Le respect apparent de loi de finances initiales cache pourtant une sous-estimation massive des recettes fiscales !

 + 27,5 milliards d’euros par rapport à 2021 ;

 + 35,7 milliards d’euros par rapport au projet de loi de finances initial ;

 + 7,5 milliards d’euros par rapport au dernier collectif budgétaire adopté en décembre, quelques jours avant la fin de l’exercice comptable.

Les rentrées fiscales sont donc extrêmement dynamiques, bien supérieures à ce que vous escomptiez ; Erreur ou tour de passe-passe ? Une forme d’aveuglement face aux profits et autres dividendes ! Voyez par vous-même...

L’exposé des motifs du projet de loi de règlement est extrêmement clair sur les raisons de l’envolée des rentrées fiscales :

 Je cite : « les recettes d’impôt sur le revenu net sont en ressaut de + 6,6 Md€ par rapport à la loi de finances initiale, essentiellement en lien avec le dynamisme de la masse salariale et des dividendes. »

 l’explosion de l’impôt sur les sociétés en augmentation de 45% par rapport à 2019 expliquant que « les recettes d’impôt sur les sociétés net sont supérieures de + 22,1 Md€ par rapport à la prévision initiale, principalement en raison d’une situation des entreprises plus favorable que prévue, notamment en 2021, avec des bénéfices fiscaux meilleurs qu’escomptés ».

Voici la première insincérité politique : la négation de l’augmentation des profits des entreprises pour feindre de ne pas savoir ce qu’est un profit ou un superprofit. C’est un mensonge coupable dont les prévisions budgétaires n’ont été qu’un support. Le Fonds monétaire international a récemment publié des éléments en ce sens qui témoignent que, je cite, « la hausse des bénéfices des entreprises a été le principal moteur de l’inflation en Europe au cours des deux dernières années, les entreprises ayant augmenté leurs prix au-delà de la flambée des coûts de l’énergie importée ».

Je m’adresse à cet instant au Gouvernement et à mes collègues de la droite sénatoriales. Il faut cesser, nous vous le disons depuis le retour de l’inflation sur le sol européen, d’ériger la terrible guerre en Ukraine et la seule folie des marchés de l’énergie fondée sur des règles politiques absurdes, en seuls responsables de l’envolée des prix. Non, nommez les véritables responsabilités, la cupidité de trop d’entreprises qui s’enrichissent sur la guerre, se servent de prétextes relayés ici ou là pour enrayer l’ardente ambition redistributive seule à même de soulager nos finances publiques et de concevoir une politique d’avenir.

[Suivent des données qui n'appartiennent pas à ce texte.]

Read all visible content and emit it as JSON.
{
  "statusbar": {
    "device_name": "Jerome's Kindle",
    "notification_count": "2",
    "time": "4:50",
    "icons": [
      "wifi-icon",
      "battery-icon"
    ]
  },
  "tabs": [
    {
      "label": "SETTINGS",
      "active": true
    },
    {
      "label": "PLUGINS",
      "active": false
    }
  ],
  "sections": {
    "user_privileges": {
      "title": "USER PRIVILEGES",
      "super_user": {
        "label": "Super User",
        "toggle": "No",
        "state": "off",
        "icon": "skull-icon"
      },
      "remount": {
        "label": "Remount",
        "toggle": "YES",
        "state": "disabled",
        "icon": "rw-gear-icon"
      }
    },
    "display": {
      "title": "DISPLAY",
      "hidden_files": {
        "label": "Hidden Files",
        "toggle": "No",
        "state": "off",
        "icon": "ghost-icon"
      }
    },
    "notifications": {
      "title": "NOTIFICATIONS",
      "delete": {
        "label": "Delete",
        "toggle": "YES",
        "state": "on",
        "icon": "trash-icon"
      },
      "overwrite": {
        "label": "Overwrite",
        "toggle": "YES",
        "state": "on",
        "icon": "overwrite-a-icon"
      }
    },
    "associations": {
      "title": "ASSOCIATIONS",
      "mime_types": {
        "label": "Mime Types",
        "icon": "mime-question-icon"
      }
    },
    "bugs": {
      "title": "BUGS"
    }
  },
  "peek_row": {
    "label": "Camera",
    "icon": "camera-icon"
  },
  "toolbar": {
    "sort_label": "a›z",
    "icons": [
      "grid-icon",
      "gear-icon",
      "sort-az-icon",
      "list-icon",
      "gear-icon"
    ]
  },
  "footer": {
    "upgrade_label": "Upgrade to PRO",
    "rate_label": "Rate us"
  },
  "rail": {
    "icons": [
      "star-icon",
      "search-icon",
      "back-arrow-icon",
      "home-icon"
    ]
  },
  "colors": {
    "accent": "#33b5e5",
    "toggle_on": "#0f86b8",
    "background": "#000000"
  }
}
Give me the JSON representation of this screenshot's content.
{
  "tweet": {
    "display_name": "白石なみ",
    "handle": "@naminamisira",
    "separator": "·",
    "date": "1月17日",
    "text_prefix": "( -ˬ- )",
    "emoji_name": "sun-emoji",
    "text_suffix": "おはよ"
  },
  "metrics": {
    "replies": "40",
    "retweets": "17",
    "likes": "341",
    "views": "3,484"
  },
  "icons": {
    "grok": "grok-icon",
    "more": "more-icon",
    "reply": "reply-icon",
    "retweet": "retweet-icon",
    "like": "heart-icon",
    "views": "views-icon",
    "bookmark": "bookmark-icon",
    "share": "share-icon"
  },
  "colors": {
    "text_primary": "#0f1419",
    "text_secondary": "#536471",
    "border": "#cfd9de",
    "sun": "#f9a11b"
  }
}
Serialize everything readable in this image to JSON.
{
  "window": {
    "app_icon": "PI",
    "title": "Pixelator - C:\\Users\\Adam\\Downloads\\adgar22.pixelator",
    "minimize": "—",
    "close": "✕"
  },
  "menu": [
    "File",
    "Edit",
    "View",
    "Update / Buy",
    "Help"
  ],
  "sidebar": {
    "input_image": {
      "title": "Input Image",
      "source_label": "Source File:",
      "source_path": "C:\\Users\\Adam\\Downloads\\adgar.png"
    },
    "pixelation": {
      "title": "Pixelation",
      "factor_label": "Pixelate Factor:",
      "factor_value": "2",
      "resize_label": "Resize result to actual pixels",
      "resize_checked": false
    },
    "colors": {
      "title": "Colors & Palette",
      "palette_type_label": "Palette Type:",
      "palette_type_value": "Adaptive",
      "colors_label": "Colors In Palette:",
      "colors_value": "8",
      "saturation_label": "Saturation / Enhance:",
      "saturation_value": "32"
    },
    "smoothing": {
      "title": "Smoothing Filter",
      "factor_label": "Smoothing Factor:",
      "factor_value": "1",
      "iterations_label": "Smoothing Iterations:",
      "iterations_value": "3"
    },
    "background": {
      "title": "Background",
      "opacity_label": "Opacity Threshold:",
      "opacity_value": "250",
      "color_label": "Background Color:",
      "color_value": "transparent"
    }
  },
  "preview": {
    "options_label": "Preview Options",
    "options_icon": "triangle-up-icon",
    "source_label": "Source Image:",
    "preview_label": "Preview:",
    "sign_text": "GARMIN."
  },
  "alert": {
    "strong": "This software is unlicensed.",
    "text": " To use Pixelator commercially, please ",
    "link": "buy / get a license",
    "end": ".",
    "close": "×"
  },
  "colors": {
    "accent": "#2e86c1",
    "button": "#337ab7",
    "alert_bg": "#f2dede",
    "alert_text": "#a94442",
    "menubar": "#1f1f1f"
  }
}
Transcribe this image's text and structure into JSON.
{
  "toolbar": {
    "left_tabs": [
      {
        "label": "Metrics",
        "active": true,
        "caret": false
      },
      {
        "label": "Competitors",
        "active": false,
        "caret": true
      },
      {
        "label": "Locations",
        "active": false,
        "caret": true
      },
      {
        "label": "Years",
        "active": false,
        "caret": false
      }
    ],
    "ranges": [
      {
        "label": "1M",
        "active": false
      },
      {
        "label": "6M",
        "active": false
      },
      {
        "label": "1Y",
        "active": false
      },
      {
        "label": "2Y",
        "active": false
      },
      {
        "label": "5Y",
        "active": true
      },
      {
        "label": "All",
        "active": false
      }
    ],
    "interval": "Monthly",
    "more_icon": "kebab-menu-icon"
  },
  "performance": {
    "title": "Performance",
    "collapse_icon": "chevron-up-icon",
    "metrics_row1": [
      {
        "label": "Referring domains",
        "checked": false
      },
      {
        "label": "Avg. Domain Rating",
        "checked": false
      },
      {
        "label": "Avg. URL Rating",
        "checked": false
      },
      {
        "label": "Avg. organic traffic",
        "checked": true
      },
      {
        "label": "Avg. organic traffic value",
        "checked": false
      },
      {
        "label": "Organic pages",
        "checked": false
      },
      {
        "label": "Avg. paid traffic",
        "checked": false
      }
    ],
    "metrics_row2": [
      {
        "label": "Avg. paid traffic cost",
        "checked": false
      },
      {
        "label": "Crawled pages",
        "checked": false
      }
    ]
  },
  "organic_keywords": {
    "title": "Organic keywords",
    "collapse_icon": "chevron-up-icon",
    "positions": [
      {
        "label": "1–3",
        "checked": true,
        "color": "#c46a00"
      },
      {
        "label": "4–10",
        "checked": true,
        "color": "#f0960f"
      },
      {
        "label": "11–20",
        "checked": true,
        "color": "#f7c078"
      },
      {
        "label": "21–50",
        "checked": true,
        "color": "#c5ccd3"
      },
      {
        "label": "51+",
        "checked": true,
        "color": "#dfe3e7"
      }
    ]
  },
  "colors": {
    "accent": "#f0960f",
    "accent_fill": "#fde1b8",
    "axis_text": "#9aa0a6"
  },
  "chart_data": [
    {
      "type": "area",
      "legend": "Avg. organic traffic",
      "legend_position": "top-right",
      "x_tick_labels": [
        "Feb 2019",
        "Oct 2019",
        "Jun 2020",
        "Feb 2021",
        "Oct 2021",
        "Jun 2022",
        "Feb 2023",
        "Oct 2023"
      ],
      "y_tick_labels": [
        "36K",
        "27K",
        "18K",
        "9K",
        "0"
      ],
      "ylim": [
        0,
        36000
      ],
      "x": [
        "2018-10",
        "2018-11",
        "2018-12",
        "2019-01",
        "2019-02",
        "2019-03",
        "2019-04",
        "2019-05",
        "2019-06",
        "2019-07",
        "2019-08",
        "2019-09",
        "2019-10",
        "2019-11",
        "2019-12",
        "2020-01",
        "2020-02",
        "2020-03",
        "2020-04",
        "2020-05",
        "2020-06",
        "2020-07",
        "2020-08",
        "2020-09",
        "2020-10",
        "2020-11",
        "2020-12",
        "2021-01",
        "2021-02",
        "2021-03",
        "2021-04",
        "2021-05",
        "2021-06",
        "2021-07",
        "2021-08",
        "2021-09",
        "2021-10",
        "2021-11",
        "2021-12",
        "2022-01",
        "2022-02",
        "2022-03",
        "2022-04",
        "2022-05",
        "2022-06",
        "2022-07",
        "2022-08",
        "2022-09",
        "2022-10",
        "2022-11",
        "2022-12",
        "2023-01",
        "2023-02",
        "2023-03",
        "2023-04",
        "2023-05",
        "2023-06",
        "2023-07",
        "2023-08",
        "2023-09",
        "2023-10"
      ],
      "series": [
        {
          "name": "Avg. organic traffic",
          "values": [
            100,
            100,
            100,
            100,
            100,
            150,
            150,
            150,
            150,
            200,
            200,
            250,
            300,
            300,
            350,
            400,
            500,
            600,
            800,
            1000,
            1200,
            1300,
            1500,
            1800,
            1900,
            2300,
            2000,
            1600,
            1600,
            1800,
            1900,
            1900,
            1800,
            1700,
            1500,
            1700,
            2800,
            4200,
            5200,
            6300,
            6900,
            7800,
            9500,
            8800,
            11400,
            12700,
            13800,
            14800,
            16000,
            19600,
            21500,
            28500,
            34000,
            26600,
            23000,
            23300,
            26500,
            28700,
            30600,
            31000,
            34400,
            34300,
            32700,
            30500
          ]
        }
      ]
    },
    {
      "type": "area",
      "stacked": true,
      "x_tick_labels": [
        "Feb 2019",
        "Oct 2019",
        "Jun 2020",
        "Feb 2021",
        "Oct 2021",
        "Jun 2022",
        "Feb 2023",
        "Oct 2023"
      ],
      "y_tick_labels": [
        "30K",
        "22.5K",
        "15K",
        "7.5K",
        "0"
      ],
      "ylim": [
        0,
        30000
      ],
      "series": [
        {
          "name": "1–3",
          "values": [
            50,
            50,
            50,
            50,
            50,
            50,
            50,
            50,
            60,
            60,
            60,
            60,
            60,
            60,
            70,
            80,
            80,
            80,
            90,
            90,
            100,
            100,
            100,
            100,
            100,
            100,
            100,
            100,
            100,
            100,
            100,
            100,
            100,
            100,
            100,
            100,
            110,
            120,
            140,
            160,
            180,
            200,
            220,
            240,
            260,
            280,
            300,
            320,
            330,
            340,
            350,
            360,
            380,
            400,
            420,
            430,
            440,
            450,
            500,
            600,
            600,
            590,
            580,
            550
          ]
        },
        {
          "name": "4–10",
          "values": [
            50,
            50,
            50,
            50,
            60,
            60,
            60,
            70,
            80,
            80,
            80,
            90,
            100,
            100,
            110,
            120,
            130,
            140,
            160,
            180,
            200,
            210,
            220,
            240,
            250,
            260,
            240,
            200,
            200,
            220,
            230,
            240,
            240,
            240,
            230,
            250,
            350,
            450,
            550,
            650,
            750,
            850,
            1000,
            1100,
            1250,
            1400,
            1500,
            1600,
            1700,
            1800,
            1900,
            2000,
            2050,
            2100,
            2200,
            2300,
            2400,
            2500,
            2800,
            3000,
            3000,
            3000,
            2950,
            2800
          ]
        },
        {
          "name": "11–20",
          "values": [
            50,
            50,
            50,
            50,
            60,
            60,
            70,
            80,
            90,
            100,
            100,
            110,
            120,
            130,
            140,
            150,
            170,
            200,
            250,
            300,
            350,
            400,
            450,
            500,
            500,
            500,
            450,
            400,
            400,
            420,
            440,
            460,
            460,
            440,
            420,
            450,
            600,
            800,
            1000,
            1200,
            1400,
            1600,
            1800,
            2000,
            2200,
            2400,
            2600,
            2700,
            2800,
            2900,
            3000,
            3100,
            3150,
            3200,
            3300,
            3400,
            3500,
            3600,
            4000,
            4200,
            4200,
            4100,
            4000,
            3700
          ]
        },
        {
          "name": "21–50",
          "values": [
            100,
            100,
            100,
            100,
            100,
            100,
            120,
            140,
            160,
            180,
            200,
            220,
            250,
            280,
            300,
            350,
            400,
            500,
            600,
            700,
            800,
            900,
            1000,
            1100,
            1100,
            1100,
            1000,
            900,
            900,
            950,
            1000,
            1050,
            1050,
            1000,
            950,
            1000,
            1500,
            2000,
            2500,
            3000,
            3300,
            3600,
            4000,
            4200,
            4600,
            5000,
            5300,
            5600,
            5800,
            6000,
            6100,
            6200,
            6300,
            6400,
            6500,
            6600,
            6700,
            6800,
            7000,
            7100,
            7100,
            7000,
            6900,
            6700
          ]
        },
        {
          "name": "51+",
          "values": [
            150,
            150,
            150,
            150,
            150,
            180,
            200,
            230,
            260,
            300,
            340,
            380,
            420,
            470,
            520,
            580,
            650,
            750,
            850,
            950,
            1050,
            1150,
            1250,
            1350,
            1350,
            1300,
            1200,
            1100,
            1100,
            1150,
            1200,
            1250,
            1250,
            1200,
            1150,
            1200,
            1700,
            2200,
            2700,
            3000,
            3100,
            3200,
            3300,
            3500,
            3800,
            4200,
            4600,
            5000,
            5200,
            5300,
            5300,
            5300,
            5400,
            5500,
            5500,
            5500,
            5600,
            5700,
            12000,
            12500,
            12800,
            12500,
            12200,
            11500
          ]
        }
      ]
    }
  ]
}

Non seulement il a été refusé de mettre les entreprises à contribution mais il nous a fallu les aidés massivement face au prix de l’énergie tout en préservant les marges de celles qui se sont gavées. Le bouclier tarifaire sur l’électricité a représenté une dépense supplémentaire de 18,3 milliards d’euros soit le surplus phénoménal des dépenses budgétaires. La compensation indue aux fournisseurs d’électricité des pertes liées à cette baisse de prix atteste de cette folie dépensière au service du capital. Les aides aux ménages supplémentaires par rapport à 2021 font pâles figurent par rapport à l’arrosage tous azimut d’argent public pour pallier à la folie des marchés, obnubilés par l’accroissement de leur rentabilité.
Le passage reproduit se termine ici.